CEO of SystemSpecs, John Obaro said “The kind of skills that most people need is just to help them be comfortable with technology; to be able to use it. However, there are people in the core tech areas, who have to develop the tools that will aid technology enhancement. There are also people in the political class that need to be ICT friendly for us to be able to have a proper ecosystem. If the legislative framework cannot put in place a structure for the development of ICT, the professionals will find it difficult to stand on their own.”
On his part, CBN director, payment systems, ‘Dipo Fatokun said it has become imperative the need for guidance and effective supervision of fintechs. “While various elements have helped incubate the growth of financial innovation, a critical factor to its continued growth, development and acceptance is regulation and the ability of financial regulation and regulators to evolve, adapt to new and rapidly developing financial innovations that often challenge traditional regulatory norms, concepts and approaches.
“Hence the need to stay engaged, to keep up with the accelerating pace of financial innovation and change, or risk getting leap-frogged by countries that understand and act on grabbing opportunities presented by the proliferation of financial innovations” said Fatokun.

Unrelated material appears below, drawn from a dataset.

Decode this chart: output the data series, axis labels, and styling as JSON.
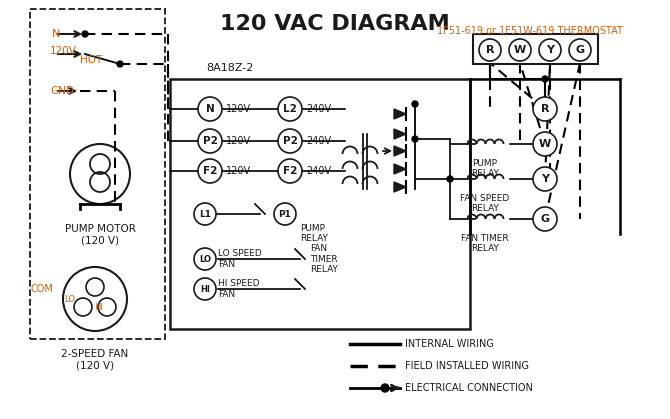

As young Nigerians keep lighting the touch with their individual efforts, the tech innovation community expects the Ministry of Science and Technology, Ministry of Communications, Nigerian Information Technology Development Agency (NITDA), National Office for Technology Acquisition and Promotion (NOTAP), Nigerian Communications Commission (NCC), CBN and industry association Institute of Software Practitioners of Nigeria (ISPON) and other stakeholders to come together.
They need to look at what they can do to catapult those who are struggling in the industry by propping them up to remain afoot as well as structured funding to accelerate innovation. For Nigeria to be an innovation bastion just like Silicon Valley in USA, Bangalore in India and Guangzhou in China, what it requires is a lot of discipline, commitment and funding.